PhotoCritique [Translate]
Bert,
Ah, you knew the title of this one would catch my eye!
As for the photo, it's an amazing space, obviously, and I think you've brought it out beautifully, especially with the use of really vibrant colours (which are, of course, entirely appropriate to the P-Funk).
I have tickets for P-Funk Sept. 27 and can't wait (especially since Bootsy will be with them, tho he almost never tours any more!).
"Welcome to station WEFUNK, better known as We-Funk,
Or deeper still, the Mothership Connection.
Home of the extraterrestrial brothers,
Dealers of funky music.
P.Funk... uncut funk... The Bomb."
Frederic,
Excellent! I love how totally stark and spare this image is, and yet how the scene is implied in quite a bit of detail just by the silhouettes and the reflective surfaces. This is very painterly in a Warhol kind of way. Really wonderful and quite powerful.
Lee
Gali,
This is a beautiful confluence of natural images and machinery, which I really love. I can just see the "freshly squeezed juices" running through these pipes and down into a cup! And that crumbling concrete in the background so emphasizes just how "fresh" these juices are likely to be.
I've done a quick workshop, just as an experiment to try doing what I would do if these were my photo. Not better, and hopefully not worse, but I thought you might like to see what your image looks like through someone else's eyes.
Lee
Gali,
Very beautiful. Grafitti can be so mundane or, in cases like this one, quite stunning (I've created a theme Kilroy Was Here for exactly photos like this, and have added this image to it).
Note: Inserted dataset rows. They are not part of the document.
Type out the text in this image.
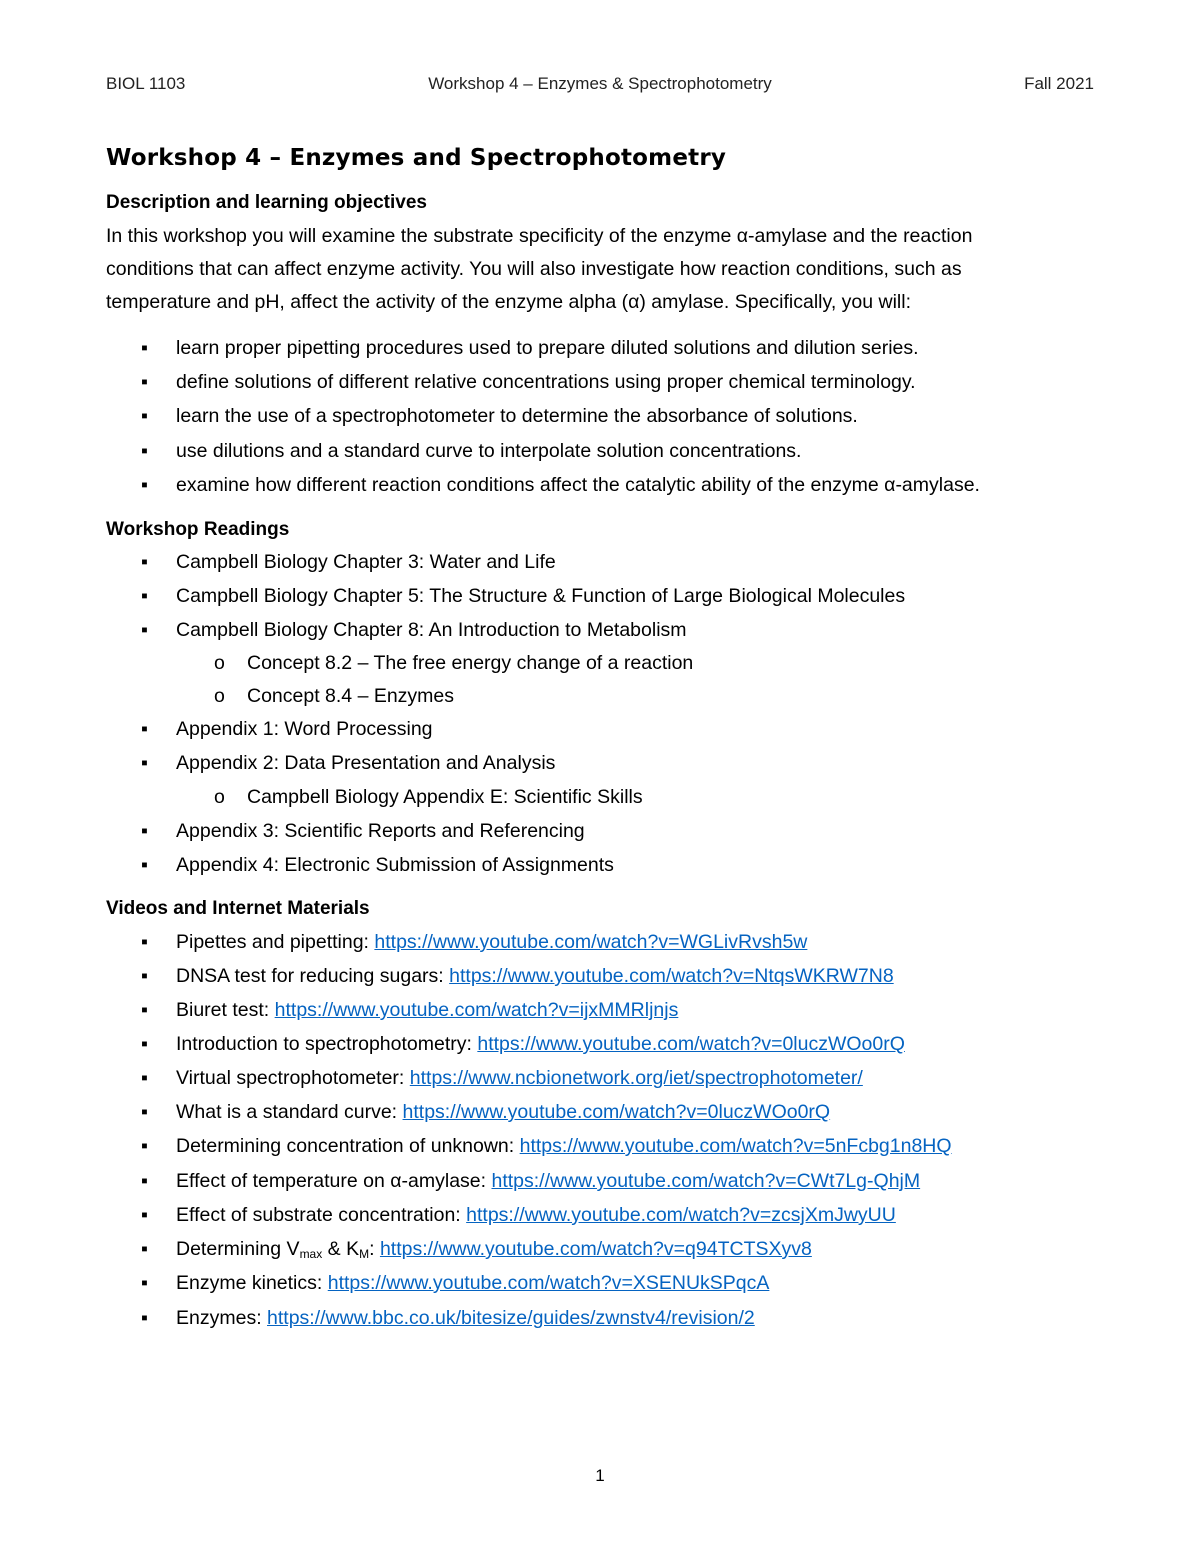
BIOL 1103	Workshop 4 – Enzymes & Spectrophotometry	Fall 2021
Workshop 4 – Enzymes and Spectrophotometry
Description and learning objectives
In this workshop you will examine the substrate specificity of the enzyme α-amylase and the reaction
conditions that can affect enzyme activity. You will also investigate how reaction conditions, such as
temperature and pH, affect the activity of the enzyme alpha (α) amylase. Specifically, you will:
▪	learn proper pipetting procedures used to prepare diluted solutions and dilution series.
▪	define solutions of different relative concentrations using proper chemical terminology.
▪	learn the use of a spectrophotometer to determine the absorbance of solutions.
▪	use dilutions and a standard curve to interpolate solution concentrations.
▪	examine how different reaction conditions affect the catalytic ability of the enzyme α-amylase.
Workshop Readings
▪	Campbell Biology Chapter 3: Water and Life
▪	Campbell Biology Chapter 5: The Structure & Function of Large Biological Molecules
▪	Campbell Biology Chapter 8: An Introduction to Metabolism
o Concept 8.2 – The free energy change of a reaction
o Concept 8.4 – Enzymes
▪	Appendix 1: Word Processing
▪	Appendix 2: Data Presentation and Analysis
o Campbell Biology Appendix E: Scientific Skills
▪	Appendix 3: Scientific Reports and Referencing
▪	Appendix 4: Electronic Submission of Assignments
Videos and Internet Materials
▪	Pipettes and pipetting: https://www.youtube.com/watch?v=WGLivRvsh5w
▪	DNSA test for reducing sugars: https://www.youtube.com/watch?v=NtqsWKRW7N8
▪	Biuret test: https://www.youtube.com/watch?v=ijxMMRljnjs
▪	Introduction to spectrophotometry: https://www.youtube.com/watch?v=0luczWOo0rQ
▪	Virtual spectrophotometer: https://www.ncbionetwork.org/iet/spectrophotometer/
▪	What is a standard curve: https://www.youtube.com/watch?v=0luczWOo0rQ
▪	Determining concentration of unknown: https://www.youtube.com/watch?v=5nFcbg1n8HQ
▪	Effect of temperature on α-amylase: https://www.youtube.com/watch?v=CWt7Lg-QhjM
▪	Effect of substrate concentration: https://www.youtube.com/watch?v=zcsjXmJwyUU
▪	Determining $V_{max}$ & $K_M$: https://www.youtube.com/watch?v=q94TCTSXyv8
▪	Enzyme kinetics: https://www.youtube.com/watch?v=XSENUkSPqcA
▪	Enzymes: https://www.bbc.co.uk/bitesize/guides/zwnstv4/revision/2
1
Really well seen and well selected. The variety of texts, textures, and images, is really stunning, especially when they overlay each other like some street art palimpsest. Congratulations on this one!
Lee
Bob,
Why am I commenting on this photo at this late date, long after you posted it? Because I'm going through some of the photos in my theme The Mechanical Bride, which consists of machinery and machine-like objects, and commenting on a few of them, and this is one of them.
The idea behind The Mechanical Bride is to collect photos that demonstrate that artificial objects can be every bit as beautiful, indeed as awesome, as the natural ones that are more commonly revered -- that a tractor or pump or power line is no less an art object than a flower, seascape, or sand dune.
This photo inhabits one particular corner of that idea, which is the manufactured object that at once imitates man's natural form and simultaneously allows man himself to become machine-like... cybernetic objects if you will. I think this image is a stunning example of just how beautiful a cybernetic object can be.
(Most people think of cybernetics, even mere machines, as being more advanced than "simple" armour, but armour is a technology, and belongs solidly on the technological curve that has taken us from the first clubs and spearheads to computers and the most sophiticated prosthetic limbs.)
Long-winded comment. Mostly meant to say: great photo! Like it a lot!
Lee
P.S. Great blue lighting!
Bob,
A very beautiful photo. Yes, it would be better without the mic, but performance photography is like street photography that way... you have limited control. Besides, as mics go it's a very unobtrusive one.
Here's the irony: seeing a photo like this makes the viewer wish they could hear the music, at least it does me. So? Well I'm flipping through your portfolio and when I see this picture I'm like "Liu Fang, Liu Fang, I know that name." As it turns out she's headlining at a free weekend festival of Chinese culture here in Toronto that I've been looking forward to going to for weeks (Kid Koala, a favourite DJ of mine, will be there as well -- they have a good lineup).
Anyway, I'm getting off on a tangent but thought you might like the coincidence, especially after the "Fish"/Sandy Skogland kismet a while back.
The point is that this is a very good portrait precisely because its understated mood and soft light so well represent the music that we viewers can't hear, but can imagine a little when we look at it.
Lee
Josh,
A very good portrait. As is so often the case, you got a much better portrait than you probably would have had if you'd just had her look into the camera. Most people look better -- less "duh" -- when they're actually doing something. And your friend's expression is actually better with her eyes closed and that slight furrow in her brow than if her eyes had been open... very expressive. Very good use of light and shadow.
Lee
Josh,
As several people have said, really good use of both colour and depth of field. Most of all, though, this shows real imagination and originality PLUS the technical skill to pull it off. So often those "oh, I've got a great idea" images just don't live up to what you thought they would be or what they might have been, but this one really does.
Lee

Hey Lori,
Well that is one adorable dog, I gotta say. The look in her eyes says it all: alert, alert, alert. Best of luck with Rosie Roo.